Akamai also showed that peak bandwidth demand varies with time and coincides with big events. Moreover, the peak bandwidth demand also increases year by year. The following figure shows that the peak bandwidth demand is spiky and that the envelope of the peaks is growing.
Factors that are driving the demand for higher Internet speed are 4K/UHD video, OTT services, catch-up TV, device-based video playback outside the living room, and increasing user expectations of quality. There are a few potential solutions to the bandwidth challenge: better compression (HEVC), growth in average throughput, backbone fiber improvements, hybrid UDP protocols, possibility of IP multicast, P2P, HTTP2, standards such as MPEG-DASH, decreasing cost of storage, and broadcast integration.
Akamai’s solution to the bandwidth problem is to place edge servers near the end user, as shown in the following figure. The edge server, marked as an orange box, is physically near the end user; this kind of placement reduces the burden of fetching the content from distant sources and thus reduces overall internet traffic.
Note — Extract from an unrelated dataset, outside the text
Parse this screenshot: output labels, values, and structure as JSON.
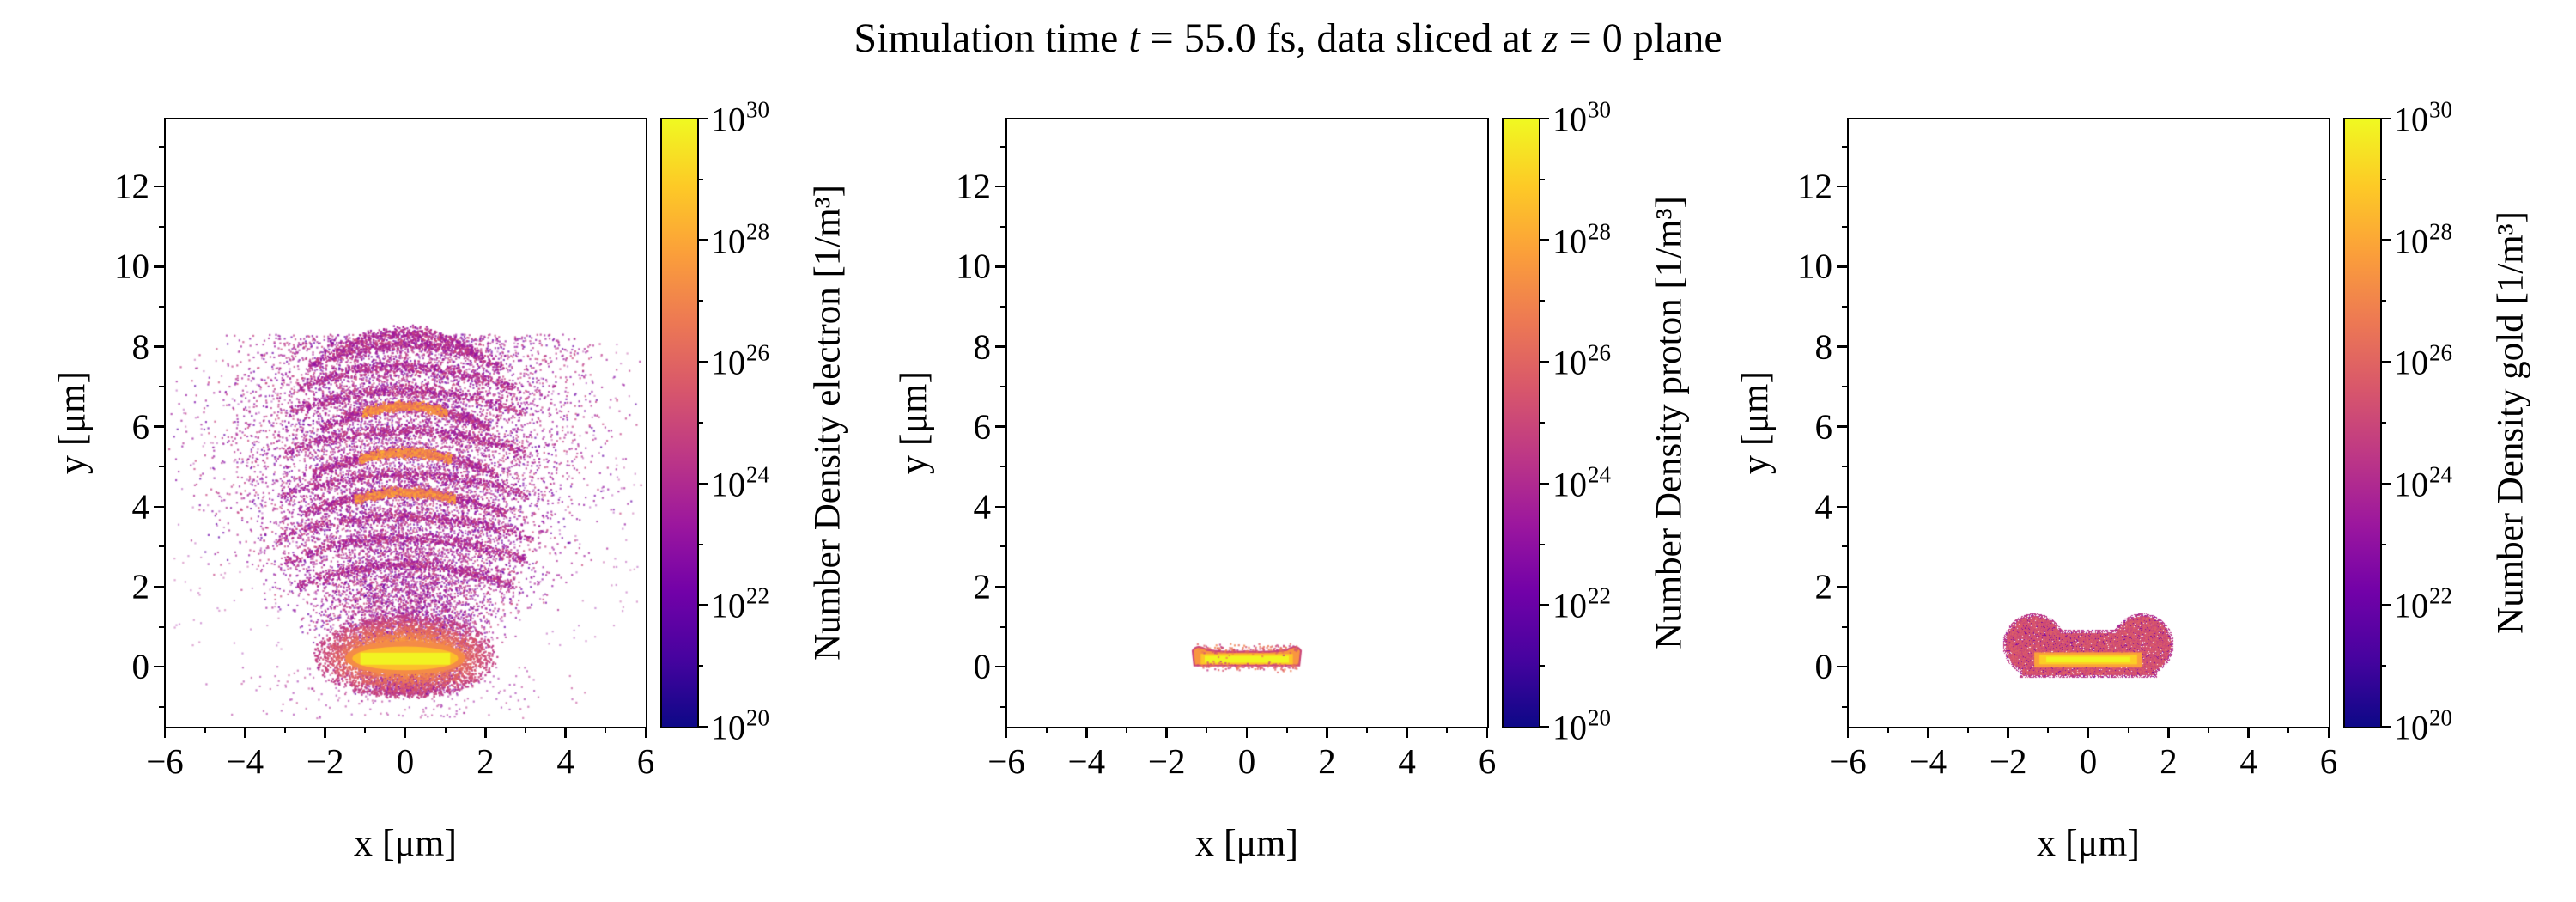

Broadcasters have several opportunities in this environment. First, they could form a partnership with CDN providers and collaborate with caching content on the edge servers. Second, using new technologies such as ATSC 3.0, broadcasters could reach many of the end users directly over the air, especially during the large bandwidth demand spikes associated with big events. If terrestrial broadcasts are integrated with broadband networks, service to consumers will be optimized from the combination of the inherent flexibility of the Internet and the high spectrum efficiency of broadcast delivery.